I knew he didn’t mean that, but I wanted to make him spell it out.
“Hell, no! For taking the goddamn blame for it. What kind of a military leader is that? He was playing right into the hands of the enemy.”
“Jesus, Pap, they’re not even our enemy anymore. The war has been over for fifteen years. He just wanted to clear the record. His son was dying. It was an act of love.”
“That’s the silliest goddamn thing I’ve ever heard. War is hell, always has been. If you start getting softhearted every time there’s—”
“So that’s what you would have done?”
“What the hell are you talking about?”
“If I were dying and you had authorized the chemical that had killed me? Would you have covered that up for the sake of duty or the country or something?”
“Don’t twist my words!”
/> “How am I twisting them?”
In truth, I was twisting them, because I wanted to pick a fight with him. Not about that old fiasco of American imperialism, but about a horrendous new war he had so far refused to notice, despite my own very public words on the subject. My friends had been dying of AIDS for four years, ignored by Reagan, and shunned on a daily basis because of a horror they had never seen coming. The shamer-in-chief was Senator Jesse Helms, whose fund-raising and propagandizing arm, the National Congressional Club, was operated out of my father’s law firm by one of his partners. Thousands of direct-mail flyers flew out of that office every week. Helms had most recently tried to destroy a Senate bill meant to provide desperately needed funding for New York’s Gay Men’s Health Crisis. “We have got to call a spade a spade,” Helms said, “and a perverted human being is a perverted human being.”

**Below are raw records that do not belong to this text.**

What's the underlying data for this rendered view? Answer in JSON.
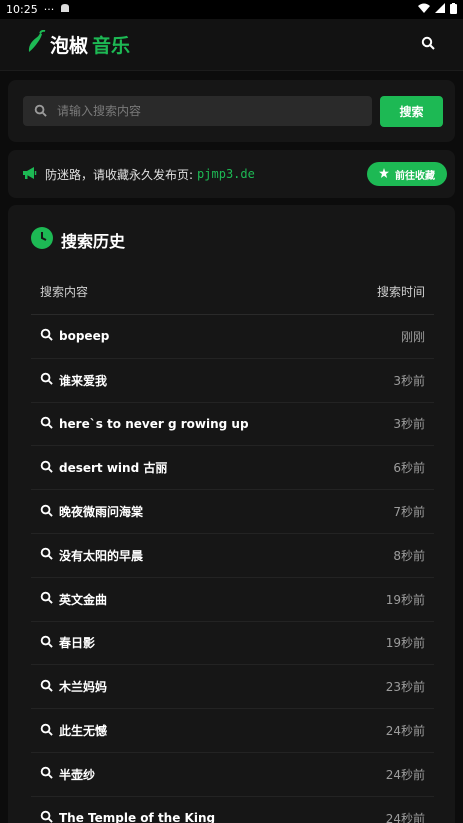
{
  "status": {
    "time": "10:25",
    "dots": "···"
  },
  "header": {
    "logo_part1": "泡椒",
    "logo_part2": "音乐"
  },
  "search": {
    "placeholder": "请输入搜索内容",
    "button": "搜索"
  },
  "notice": {
    "text": "防迷路，请收藏永久发布页:",
    "domain": "pjmp3.de",
    "button": "前往收藏"
  },
  "history": {
    "title": "搜索历史",
    "col_query": "搜索内容",
    "col_time": "搜索时间",
    "rows": [
      {
        "query": "bopeep",
        "time": "刚刚"
      },
      {
        "query": "谁来爱我",
        "time": "3秒前"
      },
      {
        "query": "here`s to never g rowing up",
        "time": "3秒前"
      },
      {
        "query": "desert wind 古丽",
        "time": "6秒前"
      },
      {
        "query": "晚夜微雨问海棠",
        "time": "7秒前"
      },
      {
        "query": "没有太阳的早晨",
        "time": "8秒前"
      },
      {
        "query": "英文金曲",
        "time": "19秒前"
      },
      {
        "query": "春日影",
        "time": "19秒前"
      },
      {
        "query": "木兰妈妈",
        "time": "23秒前"
      },
      {
        "query": "此生无憾",
        "time": "24秒前"
      },
      {
        "query": "半壶纱",
        "time": "24秒前"
      },
      {
        "query": "The Temple of the King",
        "time": "24秒前"
      }
    ]
  },
  "colors": {
    "accent": "#1db954",
    "background": "#0c0c0c",
    "card": "#161616"
  }
}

Had my father thought of his own son, even briefly, when he heard those words?
Did it bother him that he never came to my defense, never told ol’ Jesse that enough was enough? Was he at all ashamed about that?
Maybe he cringed at Zumwalt’s candor about Agent Orange because it suggested that a father’s love for his son was more important than anything else.
WHEN I GOT back to Chau Doc from Cambodia, Oly had already returned to the States. He had been standing twelve-hour watches in the radio bunker in my absence. I wrote him up for several medals, since he certainly deserved them. I didn’t see him for another thirty years, when he showed up at the start of a new millennium with his pretty wife at a northern California book-signing for The Night Listener. He looked much the same—round-faced and smiling and blond, or at least silver reminiscing as blond. He ran a food brokerage company, which I took to be successful, since he lived in a gated community in the East Bay. I was stunned to see him again, and all the more so when he reached into his pocket and pulled out a couple of ribboned medals, holding them out to me with a sheepish smile.